The unconventional beauty of Wētāpunga is celebrated in its name, which means “God of ugly things”. Composite: Guardian Design/Getty Images/IstockPhoto/Alamy

The great American biologist Eo Wilson provided that human life would not survive for a long time at the disappearance of invertebrates. But he also devised a plastic term for this era with ancient Greek: the hermocene, a new isolated place. Ours is not only the anthropocene dominated by man; It is an era of solitude.

When I looked around me the other day on a lively London railway platform, I couldn’t see another friend or close. There was no trace of any other animal, plant or mushrooms.
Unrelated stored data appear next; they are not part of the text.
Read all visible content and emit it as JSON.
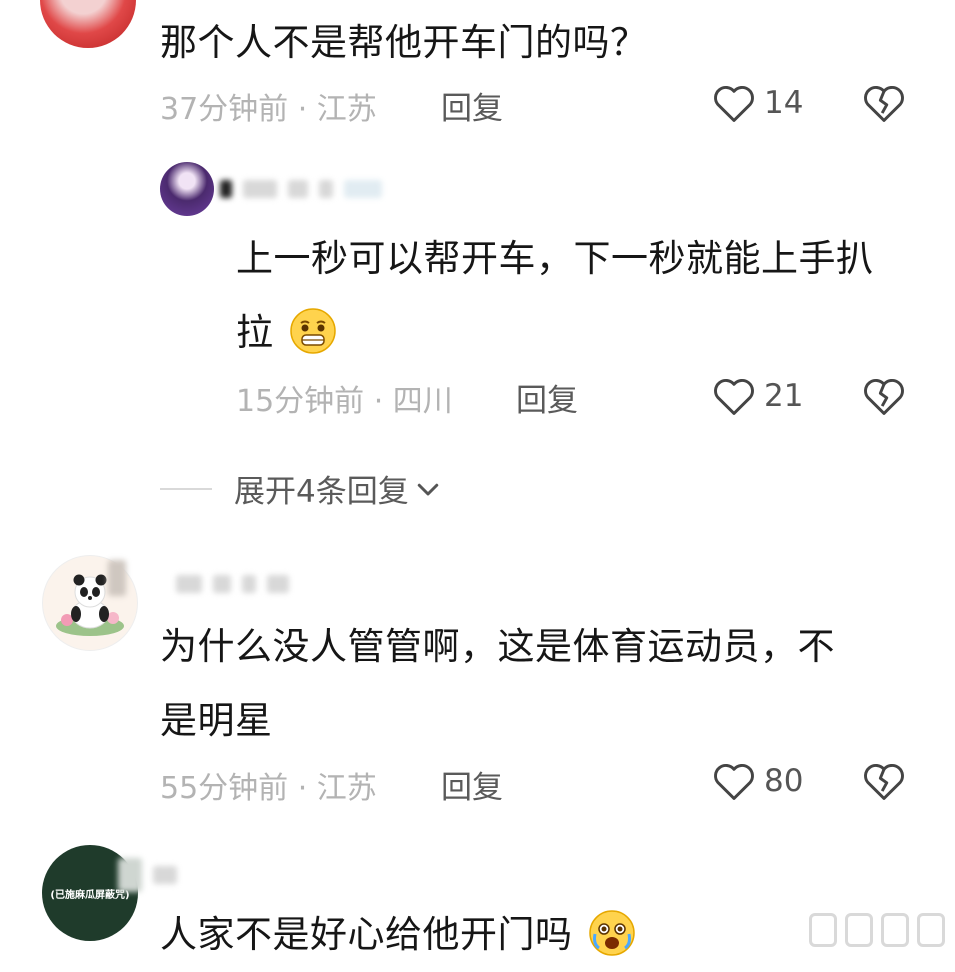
{
  "comments": [
    {
      "text": "那个人不是帮他开车门的吗？",
      "time_location": "37分钟前 · 江苏",
      "reply_label": "回复",
      "likes": "14"
    },
    {
      "text_line1": "上一秒可以帮开车，下一秒就能上手扒",
      "text_line2": "拉",
      "time_location": "15分钟前 · 四川",
      "reply_label": "回复",
      "likes": "21"
    },
    {
      "text_line1": "为什么没人管管啊，这是体育运动员，不",
      "text_line2": "是明星",
      "time_location": "55分钟前 · 江苏",
      "reply_label": "回复",
      "likes": "80"
    },
    {
      "text": "人家不是好心给他开门吗",
      "avatar_text": "(已施麻瓜屏蔽咒)"
    }
  ],
  "expand_replies": "展开4条回复",
  "icons": {
    "like": "heart-outline-icon",
    "dislike": "broken-heart-icon",
    "expand": "chevron-down-icon",
    "emoji_grimace": "grimace-emoji-icon",
    "emoji_crying": "crying-emoji-icon"
  },
  "colors": {
    "text": "#161616",
    "meta": "#b3b3b3",
    "action": "#5a5a5a",
    "avatar_green": "#1f3b2b"
  }
}
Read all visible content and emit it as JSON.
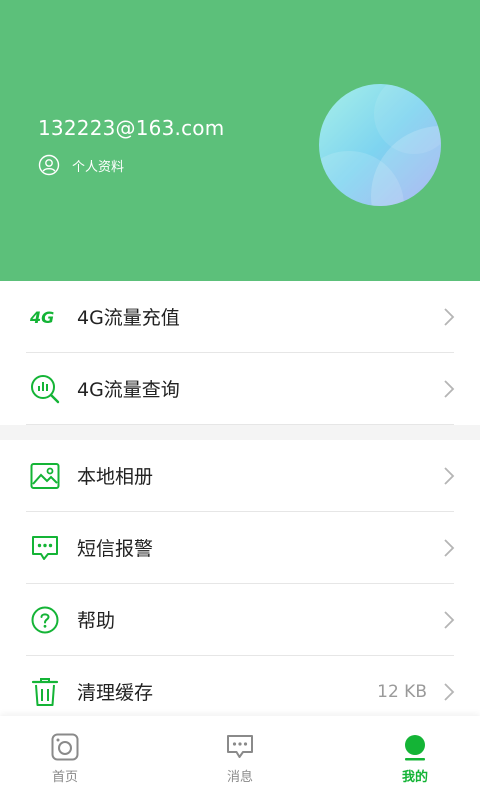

Only us. We are a gregarious species and we are becoming solitary and we barely make ourselves breaking our hearts.

So the competition of invertebrates of the year helps us to seek ties with friendly neighbors, who live so differently by us but who thrive the same.

By filling out the list of 10, I came to see them as global celebrity. Then I entered my normal suburban garden for a break in the sun. Idly staring at the space, I noticed a little flying Narwhal. He was humming like an bee, pretty and soft like an bee, but in reality it was an escape to a dark-cut-a cut of our elections. His long and rigid proboscis was like a Narwhal zanna. As he flew, he dropped the eggs on the grass – near invisible nests of solitary bees so that his children could eat the offspring of bees. Perhaps, but a small sign of a healthy ecosystem is collected: pollinators, predators and parasites, all together.

Now we are not adapting. Note invertebrates is a small step in recognizing that we are not alone and we share our planet with a wonderful multitude of life and we must do better to live gently by their side.